Ce n’est pas seulement son jardin, c’est aussi sa maison que l’homme doit défendre contre les entreprises, les violences ou les ruses de sa grande ennemie. Mais, dans ses défaites mêmes, il triomphe encore. Cette vieille tour qui se dresse au sommet d’un coteau n’est plus qu’une ruine, et elle commande la vallée. Elle est, aussi loin que vous regardiez, l’objet le plus intéressant, celui qui se distingue de tout autre, celui qui n’a point de double, point de similaire, et, partant, tout lui sert d’accessoire et de décor. Le vent, quand il s’engouffre dans ses baies ouvertes et dégradées, semblables à des blessures béantes, siffle un air particulier, qu’il a composé à son intention. C’est pour elle que chantent l’oiseau de jour comme l’oiseau de nuit, c’est elle que regarde le soleil lorsqu’il descend tout rouge sous l’horizon.

« Bâtissons-nous une ville et une tour qui monte jusqu’au ciel, disaient les hommes qui édifièrent Babylone, et acquérons ainsi de la renommée. » Le ciel fut jaloux, et Babylone n’est plus. Mais l’homme continua de bâtir, de tailler la pierre et de la contraindre à glorifier ses imaginations et son néant.

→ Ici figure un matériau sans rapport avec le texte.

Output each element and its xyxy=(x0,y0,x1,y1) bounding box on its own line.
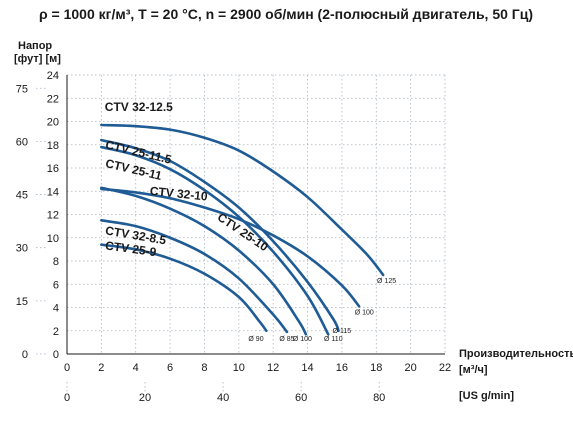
y-tick-label: 16 xyxy=(47,163,59,175)
y-tick-label: 2 xyxy=(53,326,59,338)
y-ft-tick-label: 0 xyxy=(22,349,28,361)
x-tick-label: 12 xyxy=(267,362,279,374)
pump-curve xyxy=(100,138,340,333)
x-tick-label: 6 xyxy=(167,362,173,374)
y-ft-tick-label: 75 xyxy=(16,83,28,95)
chart-title: ρ = 1000 кг/м³, T = 20 °C, n = 2900 об/м… xyxy=(39,6,533,22)
y-tick-label: 0 xyxy=(53,349,59,361)
x-tick-label: 8 xyxy=(201,362,207,374)
curve-label: CTV 25-9 xyxy=(104,238,157,259)
x-tick-label: 18 xyxy=(370,362,382,374)
diameter-label: Ø 90 xyxy=(248,336,263,343)
pump-curve xyxy=(100,145,330,336)
x-tick-label: 4 xyxy=(133,362,139,374)
y-axis-units: [фут] [м] xyxy=(14,53,61,65)
x-tick-label: 0 xyxy=(64,362,70,374)
pump-curve xyxy=(100,187,361,308)
x2-axis-title: [US g/min] xyxy=(459,390,514,402)
x-tick-label: 14 xyxy=(301,362,313,374)
diameter-label: Ø 85 xyxy=(279,336,294,343)
x-tick-label: 10 xyxy=(233,362,245,374)
pump-curve xyxy=(100,219,289,334)
y-tick-label: 6 xyxy=(53,279,59,291)
x-tick-label: 2 xyxy=(98,362,104,374)
x-us-tick-label: 20 xyxy=(139,392,151,404)
x-us-tick-label: 80 xyxy=(373,392,385,404)
pump-curve xyxy=(100,243,268,333)
y-tick-label: 8 xyxy=(53,256,59,268)
x-us-tick-label: 60 xyxy=(295,392,307,404)
diameter-label: Ø 115 xyxy=(333,328,352,335)
y-ft-tick-label: 45 xyxy=(16,190,28,202)
y-tick-label: 12 xyxy=(47,210,59,222)
y-tick-label: 22 xyxy=(47,93,59,105)
diameter-label: Ø 125 xyxy=(377,278,396,285)
curve-label: CTV 32-10 xyxy=(149,184,208,204)
y-ft-tick-label: 15 xyxy=(16,296,28,308)
y-ft-tick-label: 60 xyxy=(16,136,28,148)
y-tick-label: 18 xyxy=(47,140,59,152)
y-tick-label: 10 xyxy=(47,233,59,245)
diameter-label: Ø 110 xyxy=(324,336,343,343)
pump-curve xyxy=(100,186,308,336)
pump-curve xyxy=(100,123,385,277)
y-tick-label: 20 xyxy=(47,117,59,129)
x-tick-label: 16 xyxy=(336,362,348,374)
y-tick-label: 24 xyxy=(47,70,59,82)
y-axis-title: Напор xyxy=(18,40,52,52)
x-tick-label: 22 xyxy=(439,362,451,374)
x-us-tick-label: 0 xyxy=(64,392,70,404)
curve-label: CTV 32-12.5 xyxy=(105,100,173,114)
x-axis-unit: [м³/ч] xyxy=(459,364,488,376)
x-tick-label: 20 xyxy=(405,362,417,374)
y-tick-label: 4 xyxy=(53,303,59,315)
x-us-tick-label: 40 xyxy=(217,392,229,404)
y-ft-tick-label: 30 xyxy=(16,243,28,255)
diameter-label: Ø 100 xyxy=(293,336,312,343)
diameter-label: Ø 100 xyxy=(355,309,374,316)
x-axis-title: Производительность xyxy=(459,348,573,360)
curve-label: CTV 25-10 xyxy=(215,210,271,254)
y-tick-label: 14 xyxy=(47,186,59,198)
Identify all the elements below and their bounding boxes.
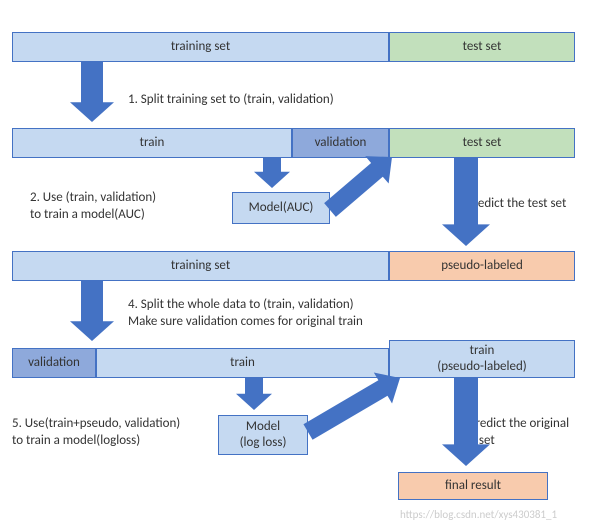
- row4-validation: validation: [12, 348, 96, 378]
- model-logloss-box: Model(log loss): [218, 415, 308, 455]
- model-auc-label: Model(AUC): [249, 200, 314, 216]
- row2-validation: validation: [292, 128, 389, 158]
- row1-test-label: test set: [463, 39, 502, 55]
- final-result-label: final result: [445, 478, 501, 494]
- watermark: https://blog.csdn.net/xys430381_1: [400, 508, 557, 521]
- row4-pseudo-label: train(pseudo-labeled): [437, 343, 527, 374]
- row2-valid-label: validation: [315, 135, 367, 151]
- row1-test-set: test set: [389, 32, 575, 62]
- row4-train-pseudo: train(pseudo-labeled): [389, 340, 575, 378]
- row3-training-label: training set: [171, 258, 230, 274]
- caption-1: 1. Split training set to (train, validat…: [128, 92, 334, 109]
- caption-5: 5. Use(train+pseudo, validation)to train…: [12, 416, 180, 450]
- row2-train-label: train: [140, 135, 165, 151]
- row2-test-label: test set: [463, 135, 502, 151]
- row1-training-set: training set: [12, 32, 389, 62]
- caption-4: 4. Split the whole data to (train, valid…: [128, 297, 363, 331]
- caption-3: 3. Predict the test set: [454, 196, 566, 213]
- model-auc-box: Model(AUC): [232, 192, 330, 224]
- row4-train: train: [96, 348, 389, 378]
- row3-pseudo-labeled: pseudo-labeled: [389, 251, 575, 281]
- final-result-box: final result: [398, 472, 548, 500]
- row2-train: train: [12, 128, 292, 158]
- row3-pseudo-label: pseudo-labeled: [441, 258, 523, 274]
- row2-test-set: test set: [389, 128, 575, 158]
- row1-training-label: training set: [171, 39, 230, 55]
- caption-2: 2. Use (train, validation)to train a mod…: [30, 190, 156, 224]
- row3-training-set: training set: [12, 251, 389, 281]
- row4-train-label: train: [230, 355, 255, 371]
- caption-6: 6. Predict the originaltest set: [456, 416, 569, 450]
- row4-valid-label: validation: [28, 355, 80, 371]
- model-logloss-label: Model(log loss): [240, 419, 287, 450]
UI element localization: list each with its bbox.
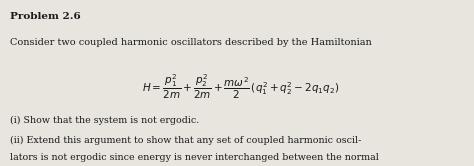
Text: lators is not ergodic since energy is never interchanged between the normal: lators is not ergodic since energy is ne… — [10, 153, 379, 162]
Text: (ii) Extend this argument to show that any set of coupled harmonic oscil-: (ii) Extend this argument to show that a… — [10, 136, 362, 145]
Text: (i) Show that the system is not ergodic.: (i) Show that the system is not ergodic. — [10, 116, 200, 125]
Text: $H = \dfrac{p_1^2}{2m} + \dfrac{p_2^2}{2m} + \dfrac{m\omega^2}{2}\,(q_1^2 + q_2^: $H = \dfrac{p_1^2}{2m} + \dfrac{p_2^2}{2… — [142, 73, 339, 101]
Text: Problem 2.6: Problem 2.6 — [10, 12, 81, 21]
Text: Consider two coupled harmonic oscillators described by the Hamiltonian: Consider two coupled harmonic oscillator… — [10, 38, 372, 47]
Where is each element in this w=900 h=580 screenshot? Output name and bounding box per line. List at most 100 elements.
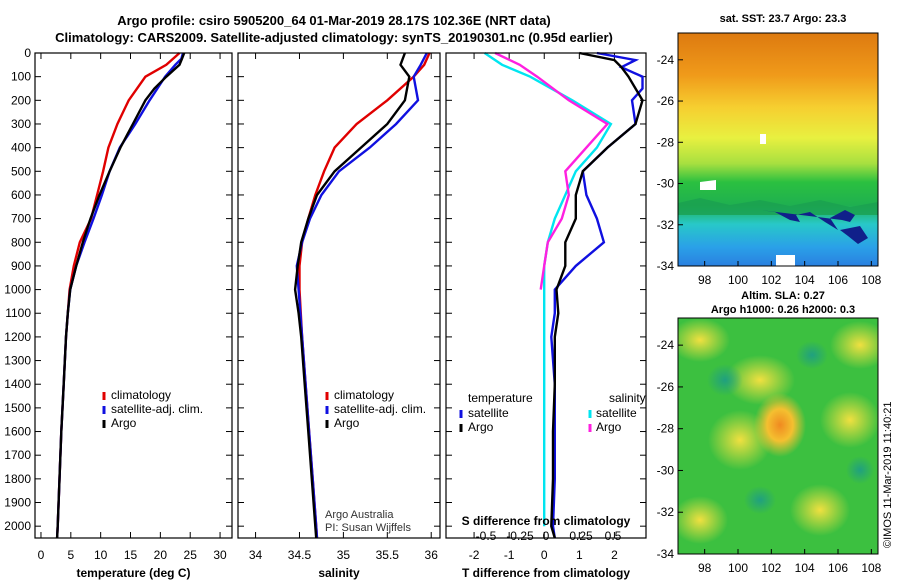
map-x-tick-label: 106	[828, 561, 848, 575]
x-axis-label: salinity	[318, 566, 360, 580]
x-axis-label-top: S difference from climatology	[462, 514, 631, 528]
y-tick-label: 1300	[4, 354, 31, 368]
legend-title-temperature: temperature	[468, 391, 533, 405]
x-tick-label-s: -0.5	[476, 529, 497, 543]
x-tick-label: 1	[576, 548, 583, 562]
title-line-1: Argo profile: csiro 5905200_64 01-Mar-20…	[117, 13, 551, 28]
y-tick-label: 800	[11, 235, 31, 249]
legend-title-salinity: salinity	[609, 391, 646, 405]
sst-field	[678, 33, 878, 266]
map-y-tick-label: -32	[657, 505, 675, 519]
y-tick-label: 1800	[4, 472, 31, 486]
sla-map-title: Altim. SLA: 0.27	[741, 290, 825, 302]
x-axis-label: temperature (deg C)	[76, 566, 190, 580]
legend-label: climatology	[334, 388, 394, 402]
x-axis-label: T difference from climatology	[462, 566, 630, 580]
map-y-tick-label: -30	[657, 177, 675, 191]
map-y-tick-label: -24	[657, 53, 675, 67]
map-x-tick-label: 102	[761, 561, 781, 575]
sst-map-title: sat. SST: 23.7 Argo: 23.3	[719, 13, 847, 25]
x-tick-label: 2	[611, 548, 618, 562]
legend-label: climatology	[111, 388, 171, 402]
x-tick-label-s: 0.25	[569, 529, 593, 543]
series-temperature-argo	[550, 51, 644, 539]
legend-label: satellite-adj. clim.	[111, 402, 203, 416]
imos-stamp: ©IMOS 11-Mar-2019 11:40:21	[882, 402, 894, 549]
sla-map: 98 100 102 104 106 108 -24 -26 -28 -30 -32 -34	[657, 317, 882, 575]
sst-map-frame	[677, 32, 879, 267]
y-tick-label: 500	[11, 164, 31, 178]
y-tick-label: 1500	[4, 401, 31, 415]
sst-green-band	[678, 198, 878, 215]
series-climatology	[55, 52, 181, 539]
map-y-tick-label: -32	[657, 218, 675, 232]
y-tick-label: 2000	[4, 519, 31, 533]
map-x-tick-label: 98	[698, 273, 712, 287]
series-argo	[55, 52, 186, 539]
y-tick-label: 1900	[4, 496, 31, 510]
x-tick-label: 34	[249, 548, 263, 562]
x-tick-label-s: 0.5	[605, 529, 622, 543]
map-y-tick-label: -24	[657, 338, 675, 352]
map-y-tick-label: -26	[657, 94, 675, 108]
x-tick-label: 0	[541, 548, 548, 562]
panel-frame	[445, 52, 647, 539]
map-x-tick-label: 104	[795, 273, 815, 287]
legend-label: satellite	[596, 406, 637, 420]
x-tick-label: 35	[337, 548, 351, 562]
x-tick-label-s: 0	[543, 529, 550, 543]
map-y-tick-label: -30	[657, 463, 675, 477]
series-argo	[293, 52, 411, 539]
map-x-tick-label: 100	[728, 273, 748, 287]
x-tick-label: 10	[94, 548, 108, 562]
x-tick-label: 5	[67, 548, 74, 562]
map-x-tick-label: 102	[761, 273, 781, 287]
y-tick-label: 300	[11, 117, 31, 131]
series-satellite-adj-clim-	[295, 52, 428, 539]
x-tick-label: 0	[38, 548, 45, 562]
x-tick-label: -2	[469, 548, 480, 562]
series-temperature-satellite	[550, 51, 644, 539]
legend-label: Argo	[334, 416, 360, 430]
sst-cold-patch-2	[840, 226, 868, 244]
legend-label: Argo	[111, 416, 137, 430]
pi-text: PI: Susan Wijffels	[325, 522, 411, 534]
map-x-tick-label: 104	[795, 561, 815, 575]
legend-label: Argo	[596, 420, 622, 434]
x-tick-label: 15	[124, 548, 138, 562]
legend-label: satellite	[468, 406, 509, 420]
y-tick-label: 200	[11, 93, 31, 107]
x-tick-label: 30	[213, 548, 227, 562]
y-tick-label: 900	[11, 259, 31, 273]
map-y-tick-label: -34	[657, 547, 675, 561]
panel-temperature: 0 5 10 15 20 25 30 temperature (deg C) 0 100 200 30…	[4, 46, 233, 580]
title-line-2: Climatology: CARS2009. Satellite-adjuste…	[55, 30, 613, 45]
y-tick-label: 1600	[4, 425, 31, 439]
panel-difference: -2 -1 0 1 2 T difference from climatology temp…	[445, 51, 647, 580]
sst-map: 98 100 102 104 106 108 -24 -26 -28 -30 -32 -34	[657, 32, 882, 287]
x-tick-label: 20	[154, 548, 168, 562]
map-y-tick-label: -34	[657, 259, 675, 273]
legend-label: satellite-adj. clim.	[334, 402, 426, 416]
credit-text: Argo Australia	[325, 509, 394, 521]
map-y-tick-label: -28	[657, 422, 675, 436]
y-tick-label: 1000	[4, 283, 31, 297]
y-tick-label: 700	[11, 212, 31, 226]
x-tick-label: 35.5	[376, 548, 400, 562]
y-tick-label: 1200	[4, 330, 31, 344]
series-salinity-argo	[494, 51, 610, 290]
x-tick-label: 36	[425, 548, 439, 562]
x-tick-label: 25	[184, 548, 198, 562]
map-x-tick-label: 106	[828, 273, 848, 287]
panel-salinity: 34 34.5 35 35.5 36 salinity climatologysatelli…	[237, 52, 441, 580]
series-salinity-satellite	[483, 52, 613, 527]
y-tick-label: 100	[11, 70, 31, 84]
sst-cloud-mask-2	[760, 134, 766, 144]
map-x-tick-label: 100	[728, 561, 748, 575]
map-x-tick-label: 108	[861, 561, 881, 575]
x-tick-label: 34.5	[288, 548, 312, 562]
x-tick-label-s: -0.25	[506, 529, 534, 543]
legend-label: Argo	[468, 420, 494, 434]
map-x-tick-label: 108	[861, 273, 881, 287]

Si la nature est un grand architecte, elle est aussi un grand modeleur, et on ne se lasse pas d’admirer sa prodigieuse adresse à révéler par la conformation des êtres leur caractère et leur destinée. Mais comme un despote oriental voit du même œil tous ses sujets, qui, grands ou petits, sont égaux devant son orgueil, elle traite sur le même pied toutes ses créatures, elle façonne les plus viles avec autant de soin que les plus nobles. Au surplus, les destinant toutes à ne vivre qu’un jour, la matière dont elle les pétrit annonce par ses apparences leur peu de durée. Plus l’argile qu’elle emploie est fine, plus on la sent sujette à de mortels accidens ; qu’y a-t-il de plus souple, de plus délicat que la chair ? et qu’y a-t-il de plus corruptible ? Ceux de ses modelages qui nous enchantent le plus sont les plus périssables. Elle a voulu mêler à nos jouissances favorites une secrète amertume et un avant-goût de la mort qu’elle nous prépare. Elle a voulu aussi nous signifier que les individus ne lui sont de rien, qu’elle ne se soucie que des espèces. Elle ne brise jamais ses moules ; ce qu’elle y jette lui importe peu.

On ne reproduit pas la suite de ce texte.